Retirees say Mayor Wharton is flip-flopping on budget cut promise

MEMPHIS, Tenn. — It’s been an emotional week for Betty and John Russell. John served 27 years on the police force, and now they’re scrambling to find out what to do about healthcare coverage.

When they watched the mayor’s news conference on WREG Tuesday and heard him say nothing is definite about these benefit cuts yet, their jaws dropped.

Betty reached out to us, saying, “Have y’all not seen this letter? Why is it not out in the news media?”

A letter dated June 27 was sent out to city employees and retirees mapping out their options for health insurance in the wake of these budget cuts.

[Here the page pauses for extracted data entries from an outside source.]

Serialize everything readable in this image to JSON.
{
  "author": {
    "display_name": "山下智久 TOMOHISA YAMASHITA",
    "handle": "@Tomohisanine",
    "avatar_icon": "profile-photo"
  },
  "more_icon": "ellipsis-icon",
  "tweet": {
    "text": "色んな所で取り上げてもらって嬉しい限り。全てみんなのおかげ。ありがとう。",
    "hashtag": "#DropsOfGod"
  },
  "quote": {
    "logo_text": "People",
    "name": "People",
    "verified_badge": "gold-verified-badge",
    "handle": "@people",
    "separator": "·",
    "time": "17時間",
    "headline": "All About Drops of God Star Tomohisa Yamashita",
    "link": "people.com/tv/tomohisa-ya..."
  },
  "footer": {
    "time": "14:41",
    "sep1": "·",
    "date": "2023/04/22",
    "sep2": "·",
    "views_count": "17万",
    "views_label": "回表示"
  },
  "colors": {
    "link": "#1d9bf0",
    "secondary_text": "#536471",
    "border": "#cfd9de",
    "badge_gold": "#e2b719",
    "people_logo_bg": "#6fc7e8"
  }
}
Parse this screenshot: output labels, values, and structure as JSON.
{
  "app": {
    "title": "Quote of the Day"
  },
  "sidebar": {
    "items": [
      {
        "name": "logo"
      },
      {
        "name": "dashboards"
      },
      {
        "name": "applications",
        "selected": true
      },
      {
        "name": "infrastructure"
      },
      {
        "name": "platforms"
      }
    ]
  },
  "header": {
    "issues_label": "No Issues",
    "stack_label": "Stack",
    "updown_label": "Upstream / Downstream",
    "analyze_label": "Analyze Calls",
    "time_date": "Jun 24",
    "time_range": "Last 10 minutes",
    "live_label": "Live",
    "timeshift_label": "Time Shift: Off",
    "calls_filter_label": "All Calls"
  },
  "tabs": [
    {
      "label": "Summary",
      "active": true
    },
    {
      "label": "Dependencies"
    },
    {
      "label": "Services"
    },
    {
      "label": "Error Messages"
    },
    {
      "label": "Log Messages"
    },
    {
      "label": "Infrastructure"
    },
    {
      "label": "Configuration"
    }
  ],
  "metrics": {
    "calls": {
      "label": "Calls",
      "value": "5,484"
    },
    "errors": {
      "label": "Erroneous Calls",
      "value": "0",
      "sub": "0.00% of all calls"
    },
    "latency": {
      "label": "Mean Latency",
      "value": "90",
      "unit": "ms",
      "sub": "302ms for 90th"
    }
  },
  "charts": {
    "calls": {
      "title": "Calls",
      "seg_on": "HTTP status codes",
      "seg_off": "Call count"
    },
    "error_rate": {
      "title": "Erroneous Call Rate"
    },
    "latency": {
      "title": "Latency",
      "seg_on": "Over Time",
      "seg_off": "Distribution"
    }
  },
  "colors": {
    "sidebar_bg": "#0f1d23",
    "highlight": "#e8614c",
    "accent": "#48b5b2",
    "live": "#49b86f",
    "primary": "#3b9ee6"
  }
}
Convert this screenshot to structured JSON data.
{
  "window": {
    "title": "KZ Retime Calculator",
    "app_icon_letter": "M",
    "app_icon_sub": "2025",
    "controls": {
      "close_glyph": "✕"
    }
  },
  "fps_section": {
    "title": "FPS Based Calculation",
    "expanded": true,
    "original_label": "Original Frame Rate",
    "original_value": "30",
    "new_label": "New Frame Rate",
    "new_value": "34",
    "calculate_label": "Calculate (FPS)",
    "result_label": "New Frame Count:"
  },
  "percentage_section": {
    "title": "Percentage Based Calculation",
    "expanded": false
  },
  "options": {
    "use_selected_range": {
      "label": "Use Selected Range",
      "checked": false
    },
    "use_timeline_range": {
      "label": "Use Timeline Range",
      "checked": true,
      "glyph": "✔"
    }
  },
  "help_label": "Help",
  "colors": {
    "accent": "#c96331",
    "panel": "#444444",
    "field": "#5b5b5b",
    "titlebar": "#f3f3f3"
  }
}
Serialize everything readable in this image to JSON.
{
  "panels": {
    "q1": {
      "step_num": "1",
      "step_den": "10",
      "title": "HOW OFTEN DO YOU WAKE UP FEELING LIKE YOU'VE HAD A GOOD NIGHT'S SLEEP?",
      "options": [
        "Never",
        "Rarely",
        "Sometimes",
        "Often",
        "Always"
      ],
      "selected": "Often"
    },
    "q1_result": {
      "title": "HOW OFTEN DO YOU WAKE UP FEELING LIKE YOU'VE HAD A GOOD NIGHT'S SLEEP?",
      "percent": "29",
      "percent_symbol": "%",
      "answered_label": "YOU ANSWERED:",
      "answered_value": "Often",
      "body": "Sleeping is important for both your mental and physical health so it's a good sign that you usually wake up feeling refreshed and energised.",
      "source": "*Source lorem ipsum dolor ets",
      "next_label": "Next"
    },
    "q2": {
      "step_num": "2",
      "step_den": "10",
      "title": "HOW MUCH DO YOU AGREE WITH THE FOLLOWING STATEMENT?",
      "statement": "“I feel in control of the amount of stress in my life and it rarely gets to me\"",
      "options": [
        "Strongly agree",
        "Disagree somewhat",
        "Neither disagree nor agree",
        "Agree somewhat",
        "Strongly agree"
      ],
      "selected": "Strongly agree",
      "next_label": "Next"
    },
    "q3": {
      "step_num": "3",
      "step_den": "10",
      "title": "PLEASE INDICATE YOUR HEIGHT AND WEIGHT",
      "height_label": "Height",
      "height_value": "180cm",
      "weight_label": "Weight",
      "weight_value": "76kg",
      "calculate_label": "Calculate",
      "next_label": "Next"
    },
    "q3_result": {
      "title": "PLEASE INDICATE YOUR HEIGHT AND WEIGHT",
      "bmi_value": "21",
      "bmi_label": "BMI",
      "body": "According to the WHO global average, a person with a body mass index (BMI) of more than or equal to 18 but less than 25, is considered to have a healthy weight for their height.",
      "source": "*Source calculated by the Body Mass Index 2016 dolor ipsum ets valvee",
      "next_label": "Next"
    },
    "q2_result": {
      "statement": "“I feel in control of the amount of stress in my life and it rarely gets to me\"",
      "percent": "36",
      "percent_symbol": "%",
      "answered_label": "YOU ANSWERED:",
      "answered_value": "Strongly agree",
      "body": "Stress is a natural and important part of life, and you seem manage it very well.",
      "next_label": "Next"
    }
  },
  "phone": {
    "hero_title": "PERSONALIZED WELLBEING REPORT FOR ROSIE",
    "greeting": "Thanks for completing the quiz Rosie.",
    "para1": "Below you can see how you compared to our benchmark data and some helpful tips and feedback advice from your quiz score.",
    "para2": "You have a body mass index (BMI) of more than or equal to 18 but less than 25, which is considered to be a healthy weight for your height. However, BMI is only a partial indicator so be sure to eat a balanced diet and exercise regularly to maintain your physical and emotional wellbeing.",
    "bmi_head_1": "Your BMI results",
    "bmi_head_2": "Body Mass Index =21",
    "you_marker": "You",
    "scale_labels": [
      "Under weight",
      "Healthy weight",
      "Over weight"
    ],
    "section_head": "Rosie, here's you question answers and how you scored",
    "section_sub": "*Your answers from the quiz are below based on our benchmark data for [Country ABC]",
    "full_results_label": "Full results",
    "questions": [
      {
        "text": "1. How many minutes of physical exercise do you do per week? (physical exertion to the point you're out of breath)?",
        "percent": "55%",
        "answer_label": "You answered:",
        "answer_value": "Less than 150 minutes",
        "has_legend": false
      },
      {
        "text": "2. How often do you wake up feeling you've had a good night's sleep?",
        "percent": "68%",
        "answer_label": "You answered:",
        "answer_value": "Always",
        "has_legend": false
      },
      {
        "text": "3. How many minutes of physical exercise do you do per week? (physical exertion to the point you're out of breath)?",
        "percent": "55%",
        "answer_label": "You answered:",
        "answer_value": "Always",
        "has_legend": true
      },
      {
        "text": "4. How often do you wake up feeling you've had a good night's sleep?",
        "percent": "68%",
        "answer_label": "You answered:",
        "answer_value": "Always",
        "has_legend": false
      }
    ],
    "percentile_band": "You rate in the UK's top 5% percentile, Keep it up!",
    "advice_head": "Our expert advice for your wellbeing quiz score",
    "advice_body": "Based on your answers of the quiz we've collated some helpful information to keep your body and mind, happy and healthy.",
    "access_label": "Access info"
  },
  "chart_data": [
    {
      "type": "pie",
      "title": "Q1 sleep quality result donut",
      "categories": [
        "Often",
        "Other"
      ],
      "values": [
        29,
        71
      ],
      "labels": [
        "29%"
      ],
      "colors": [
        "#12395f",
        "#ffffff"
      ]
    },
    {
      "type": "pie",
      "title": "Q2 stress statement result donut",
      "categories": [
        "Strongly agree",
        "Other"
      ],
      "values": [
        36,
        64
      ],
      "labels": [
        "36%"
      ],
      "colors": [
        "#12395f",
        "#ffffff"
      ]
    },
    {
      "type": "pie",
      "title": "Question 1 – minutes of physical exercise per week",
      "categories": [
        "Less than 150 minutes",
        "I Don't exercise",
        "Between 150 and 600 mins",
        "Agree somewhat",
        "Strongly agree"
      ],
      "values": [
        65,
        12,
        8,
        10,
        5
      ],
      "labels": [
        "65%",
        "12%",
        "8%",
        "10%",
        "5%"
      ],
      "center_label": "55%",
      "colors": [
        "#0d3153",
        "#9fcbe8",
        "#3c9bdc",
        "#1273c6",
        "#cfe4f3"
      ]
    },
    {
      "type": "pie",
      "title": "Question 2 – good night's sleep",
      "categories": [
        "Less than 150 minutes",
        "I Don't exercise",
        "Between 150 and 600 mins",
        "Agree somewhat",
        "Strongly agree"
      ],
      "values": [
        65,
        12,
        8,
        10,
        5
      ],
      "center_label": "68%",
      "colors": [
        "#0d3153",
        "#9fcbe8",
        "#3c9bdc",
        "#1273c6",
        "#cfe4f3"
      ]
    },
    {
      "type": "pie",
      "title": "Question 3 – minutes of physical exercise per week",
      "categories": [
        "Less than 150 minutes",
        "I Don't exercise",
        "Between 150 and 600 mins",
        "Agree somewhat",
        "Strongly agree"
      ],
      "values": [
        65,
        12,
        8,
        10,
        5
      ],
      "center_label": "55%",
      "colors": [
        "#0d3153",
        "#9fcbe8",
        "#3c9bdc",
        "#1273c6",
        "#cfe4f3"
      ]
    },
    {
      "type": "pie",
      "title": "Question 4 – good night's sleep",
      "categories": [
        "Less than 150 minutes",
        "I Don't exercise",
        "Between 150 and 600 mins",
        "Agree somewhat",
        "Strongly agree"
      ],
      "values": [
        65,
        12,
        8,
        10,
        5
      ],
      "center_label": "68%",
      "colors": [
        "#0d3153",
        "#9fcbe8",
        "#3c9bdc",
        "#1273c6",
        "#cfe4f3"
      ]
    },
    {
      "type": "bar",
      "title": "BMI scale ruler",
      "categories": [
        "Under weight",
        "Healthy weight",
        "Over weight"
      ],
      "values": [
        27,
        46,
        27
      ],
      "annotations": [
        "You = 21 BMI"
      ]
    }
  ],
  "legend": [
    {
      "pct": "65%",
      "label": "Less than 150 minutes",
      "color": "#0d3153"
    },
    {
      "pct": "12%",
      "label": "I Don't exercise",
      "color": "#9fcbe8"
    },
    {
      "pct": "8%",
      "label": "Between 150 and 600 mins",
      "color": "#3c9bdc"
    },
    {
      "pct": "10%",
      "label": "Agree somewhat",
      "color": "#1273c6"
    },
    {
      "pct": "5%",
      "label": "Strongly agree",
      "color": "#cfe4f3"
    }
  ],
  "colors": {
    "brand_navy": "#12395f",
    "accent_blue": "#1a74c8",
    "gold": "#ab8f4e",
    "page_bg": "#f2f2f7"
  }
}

John added, “It’s in black-and-white. It’s basically telling us what you’re going to do.”

It seemed pretty definite to them. They say the mayor is sending mixed messages.

But Joe Saino applauds the mayor on his recent budget plan. He’s a retired engineer and budget watchdog who says these cuts are long overdue, and taxes were not the right option.

“It’s still a tax and that’s not the answer the answer is to cut back.”

Some criticize Mayor A C Wharton for moving forward on big investments while the employees are dealing with this, but Saino says these are two different parts of the budget.

“The money for the capital budget is normally financed by bonds. You don’t want to be issuing bonds to pay off pensions that’s what bankrupted the city of Detroit.”

The Russell’s are hopeful a more middle ground option can be agreed upon that helps spread the hurt around, and not just on the public employees.

Betty said, “They just came in and said it’s over and that’s the scary part.”